In March 2008, Burundi honoured its obligations under the Ottawa Convention by destroying its stock of over 660 anti-personnel landmines.


 … in secondary schools, universities and civil society  

  • In March 2008, 18 students from six Burundian universities took part in a university competition on IHL.

  • Almost 500 students attended IHL lectures organized by four academic institutions.

  • Thirty religious leaders attended a meeting to learn about IHL and the ICRC’s activities.

  • Ninety representatives of local associations attended a two-day forum on IHL and the protection of women and children.

  • About 20 journalists participated in a workshop on “The role of the media in situations of conflict and/or internal violence”.

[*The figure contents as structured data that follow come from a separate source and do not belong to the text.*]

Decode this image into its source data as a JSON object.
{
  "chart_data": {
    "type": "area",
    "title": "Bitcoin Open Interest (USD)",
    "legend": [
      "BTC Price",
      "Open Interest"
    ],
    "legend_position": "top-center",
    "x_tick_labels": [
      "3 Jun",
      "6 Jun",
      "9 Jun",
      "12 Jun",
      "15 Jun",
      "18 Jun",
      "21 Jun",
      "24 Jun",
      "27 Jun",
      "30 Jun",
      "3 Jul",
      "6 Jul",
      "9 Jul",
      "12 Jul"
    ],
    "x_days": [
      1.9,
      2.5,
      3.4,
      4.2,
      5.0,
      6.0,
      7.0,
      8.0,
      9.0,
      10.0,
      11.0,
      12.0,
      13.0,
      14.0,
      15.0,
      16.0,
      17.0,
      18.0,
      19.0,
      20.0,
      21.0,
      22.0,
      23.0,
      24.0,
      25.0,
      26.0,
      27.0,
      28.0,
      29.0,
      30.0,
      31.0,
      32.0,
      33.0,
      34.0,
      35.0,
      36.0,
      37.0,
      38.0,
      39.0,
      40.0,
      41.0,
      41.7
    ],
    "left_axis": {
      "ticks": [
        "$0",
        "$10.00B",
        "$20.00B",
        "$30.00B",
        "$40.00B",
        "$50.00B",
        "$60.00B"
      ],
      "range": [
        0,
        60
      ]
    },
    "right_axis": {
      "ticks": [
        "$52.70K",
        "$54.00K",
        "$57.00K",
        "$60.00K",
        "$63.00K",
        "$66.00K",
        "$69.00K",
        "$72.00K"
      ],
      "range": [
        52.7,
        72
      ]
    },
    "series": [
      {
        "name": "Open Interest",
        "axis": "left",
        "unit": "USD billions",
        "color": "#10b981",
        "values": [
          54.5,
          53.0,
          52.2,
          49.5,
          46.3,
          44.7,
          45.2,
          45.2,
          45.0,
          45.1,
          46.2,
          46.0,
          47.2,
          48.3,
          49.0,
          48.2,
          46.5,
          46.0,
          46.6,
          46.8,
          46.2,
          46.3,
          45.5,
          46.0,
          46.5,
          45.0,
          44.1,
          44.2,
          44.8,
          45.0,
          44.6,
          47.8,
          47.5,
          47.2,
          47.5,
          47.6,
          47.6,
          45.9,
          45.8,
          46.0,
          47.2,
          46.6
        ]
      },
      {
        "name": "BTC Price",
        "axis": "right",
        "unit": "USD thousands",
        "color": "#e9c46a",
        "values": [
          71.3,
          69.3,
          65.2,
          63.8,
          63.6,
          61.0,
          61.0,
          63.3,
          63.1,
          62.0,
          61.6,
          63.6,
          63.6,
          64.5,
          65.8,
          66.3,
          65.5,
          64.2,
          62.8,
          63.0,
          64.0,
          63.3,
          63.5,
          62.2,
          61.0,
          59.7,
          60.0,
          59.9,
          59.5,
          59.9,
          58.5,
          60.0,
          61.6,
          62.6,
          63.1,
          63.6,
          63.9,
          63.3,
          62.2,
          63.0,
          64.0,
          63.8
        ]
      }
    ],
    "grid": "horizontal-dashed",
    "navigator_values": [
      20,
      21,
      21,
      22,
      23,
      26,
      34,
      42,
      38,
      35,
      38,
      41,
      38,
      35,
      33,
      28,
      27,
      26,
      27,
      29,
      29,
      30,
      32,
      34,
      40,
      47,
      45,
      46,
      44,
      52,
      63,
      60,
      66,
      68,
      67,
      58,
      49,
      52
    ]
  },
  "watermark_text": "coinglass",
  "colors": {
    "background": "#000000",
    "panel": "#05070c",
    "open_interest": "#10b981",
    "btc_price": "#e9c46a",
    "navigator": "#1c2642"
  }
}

 Cooperation with the Burundi Red Cross  


The ICRC supports the BRC’s activities to succour the most vulnerable groups of the population. It helps the BRC to improve the skills of its staff and volunteers and to build its capacity to respond to humanitarian emergencies.

In 2008:

  • five hundred volunteers received training in how to provide first aid and ensure that the population has access to drinking water and sanitation in the event of a crisis and in how to manage stocks of humanitarian aid;

  • one hundred emergency relief workers – BRC volunteers who are trained to act in situations of conflict or natural disasters – and 100 members of local committees were familiarized with the “Safer access” principles. The aim was to make them aware of the dangers they face when they go the assistance of victims and to instruct them in the measure they should take to protect themselves in emergencies;

  • blankets, sets of kitchen utensils and buckets for fetching water were distributed to 100 families who had been affected by the natural disasters which had struck various regions of the country;

  • what will ultimately be a national network for restoring family links was launched in the provinces of Bubanza, Makamba and Ruyigi.